Monday, February 02, 2009
In the context of budget cuts, furloughs are defined as mandatory unpaid leave, usually for sporadic, short periods. (That's different from its original context, which was military, and which involved being paid.) Every employee has to take a day or two each month without pay for a year, say. The idea is to reduce payroll without reducing the number of employees, and to share the pain proportionally. The highest paid employees lose the most, but they have the most to lose, so there's a basic fairness there.
Furloughs feel like pay cuts at the time, but with two important differences. First, they're supposed to come with time off. (I've heard of colleges expecting employees to work through their furloughs, which strikes me as abusive in the extreme.) Unlike a pay cut, in which you get less pay for the same work, a furlough gives you less pay for less work – or at least, less pay for less time at work. (One of the great frustrations of many office jobs is that when you come back from time off, the work simply piled up in your absence. Even if you're paid for your time off, you pay for your time off.)
Second, they don't affect your base salary. That means precisely nothing in the moment, but it means a lot when raises are given in percentage terms. A furlough affects this year's pay, but shouldn't have any meaningful carryover into future years. An actual salary cut reverberates forever. (There may be an impact in terms of a retirement account, but at least the salary will recover.) Furloughs are closer to 'temporary' than pay cuts are.
All of that said, though, they're much more complicated than they seem at first blush.
In the collective-bargaining environments I've seen, sick days, vacation days, and personal days are calculated as multiples of hours worked. (The calculations get truly silly, often carried out to five or six decimal places.) There's an argument to be made that those shouldn't change when a furlough hits, since the furlough is involuntary. But there's also an argument to be made that those benefits are (literally) functions of hours worked, and with fewer hours worked, those benefits must be reduced accordingly. As unpopular as unpaid time off is, adding “and we're reducing your paid sick time, too” makes it just that much worse.

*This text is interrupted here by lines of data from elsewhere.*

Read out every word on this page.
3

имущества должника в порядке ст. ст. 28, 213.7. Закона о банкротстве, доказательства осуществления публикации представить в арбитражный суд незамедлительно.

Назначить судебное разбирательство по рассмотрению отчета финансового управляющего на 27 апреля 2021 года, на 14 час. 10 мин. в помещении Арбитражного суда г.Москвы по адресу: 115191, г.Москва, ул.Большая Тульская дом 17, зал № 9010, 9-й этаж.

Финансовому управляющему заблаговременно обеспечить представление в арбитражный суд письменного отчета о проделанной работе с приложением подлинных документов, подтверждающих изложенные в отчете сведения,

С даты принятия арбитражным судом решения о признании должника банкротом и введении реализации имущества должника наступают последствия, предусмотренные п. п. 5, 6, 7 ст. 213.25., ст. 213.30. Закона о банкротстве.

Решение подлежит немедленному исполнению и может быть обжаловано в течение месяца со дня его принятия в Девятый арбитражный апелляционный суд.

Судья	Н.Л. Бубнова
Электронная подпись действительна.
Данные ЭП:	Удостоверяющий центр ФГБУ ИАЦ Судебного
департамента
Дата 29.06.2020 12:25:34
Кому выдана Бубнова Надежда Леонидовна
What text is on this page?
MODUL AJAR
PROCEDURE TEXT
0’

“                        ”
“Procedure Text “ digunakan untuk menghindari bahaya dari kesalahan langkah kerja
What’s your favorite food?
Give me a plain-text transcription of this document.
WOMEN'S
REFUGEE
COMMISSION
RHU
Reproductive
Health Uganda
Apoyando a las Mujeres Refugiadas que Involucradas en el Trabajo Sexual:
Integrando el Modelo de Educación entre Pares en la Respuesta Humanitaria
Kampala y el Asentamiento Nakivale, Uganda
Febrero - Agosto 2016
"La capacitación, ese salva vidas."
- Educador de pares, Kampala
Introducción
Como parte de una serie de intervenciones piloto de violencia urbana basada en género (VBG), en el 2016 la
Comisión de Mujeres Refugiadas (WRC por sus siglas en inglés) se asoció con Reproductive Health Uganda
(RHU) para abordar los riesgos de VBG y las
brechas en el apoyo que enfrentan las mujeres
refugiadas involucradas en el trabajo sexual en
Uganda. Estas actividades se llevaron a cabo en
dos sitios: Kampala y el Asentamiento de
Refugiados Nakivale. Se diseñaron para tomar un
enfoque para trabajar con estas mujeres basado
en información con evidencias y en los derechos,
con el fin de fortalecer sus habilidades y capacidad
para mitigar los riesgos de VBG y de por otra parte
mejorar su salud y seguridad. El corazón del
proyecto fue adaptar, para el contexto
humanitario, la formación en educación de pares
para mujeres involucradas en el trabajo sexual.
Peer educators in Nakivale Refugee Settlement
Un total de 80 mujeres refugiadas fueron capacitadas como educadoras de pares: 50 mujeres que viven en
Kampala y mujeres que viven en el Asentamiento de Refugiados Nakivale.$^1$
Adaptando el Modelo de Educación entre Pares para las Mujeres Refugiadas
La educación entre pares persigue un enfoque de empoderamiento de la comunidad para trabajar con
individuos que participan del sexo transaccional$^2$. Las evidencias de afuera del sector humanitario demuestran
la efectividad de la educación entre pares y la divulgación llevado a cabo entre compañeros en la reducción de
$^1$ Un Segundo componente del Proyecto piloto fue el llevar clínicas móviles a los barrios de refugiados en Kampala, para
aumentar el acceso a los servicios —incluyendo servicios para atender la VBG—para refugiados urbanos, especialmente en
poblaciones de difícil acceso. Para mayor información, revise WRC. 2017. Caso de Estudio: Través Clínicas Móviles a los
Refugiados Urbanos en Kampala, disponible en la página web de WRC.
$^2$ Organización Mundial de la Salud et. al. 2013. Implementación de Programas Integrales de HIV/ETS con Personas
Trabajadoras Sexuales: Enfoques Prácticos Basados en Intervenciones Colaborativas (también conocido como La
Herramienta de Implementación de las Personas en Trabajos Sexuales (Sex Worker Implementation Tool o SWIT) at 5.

I've heard of colleges that present furloughs as 'deferred compensation,' rather than unpaid leave. The idea is that you'll get the money you're owed, but not until x years later. Presumably, the money will be interest-free, meaning that you're making the college an involuntary interest-free loan. I'm told that the tax implications of deferred compensation are not comprehensible by mere mortals, though I'll admit not having done the slog myself. I've spoken to some of my counterparts at colleges that have actually done this; they uniformly report that keeping reliable records for that long is simply beyond most workaday systems. Invariably, when paytime rolls around, there's a mad flurry of claims, counterclaims, paper shuffling, and bickering over just what, exactly, was said, meant, or implied x years ago. And of course, employee turnover during the deferral period makes things even worse.
There's also the basic fact that people count on a certain income level, and make commitments accordingly. “Two days a month” sounds trivial, until you realize it's almost ten percent of your pay. Given that landlords, mortgage companies, utilities, daycare centers, grocery stores, and property tax collectors don't cut any slack for furloughs, these can really hurt. Yes, it would be lovely to assume that everybody routinely saved thirty percent of their take-home pay, but that's just not reality.
(I shouldn't complain, though. I'm told that California is on the verge of issuing scrip. Scrip! The largest state in the most powerful country in the world is reduced to play money. I've mentioned before that the California system is unique, and uniquely strange, but it's bordering on Mad Max territory at this point. Elect a post-apocalyptic action hero, get post-apocalyptic action. Very strange.)
I can see furloughs as a way to buy a little bit of time to make serious strategic decisions. By that I mean, time to decide what to eliminate altogether. As anything more than a very brief stopgap, though, I think they're dangerously irresponsible.
Wise and worldly readers – what weird consequences have you seen from furloughs?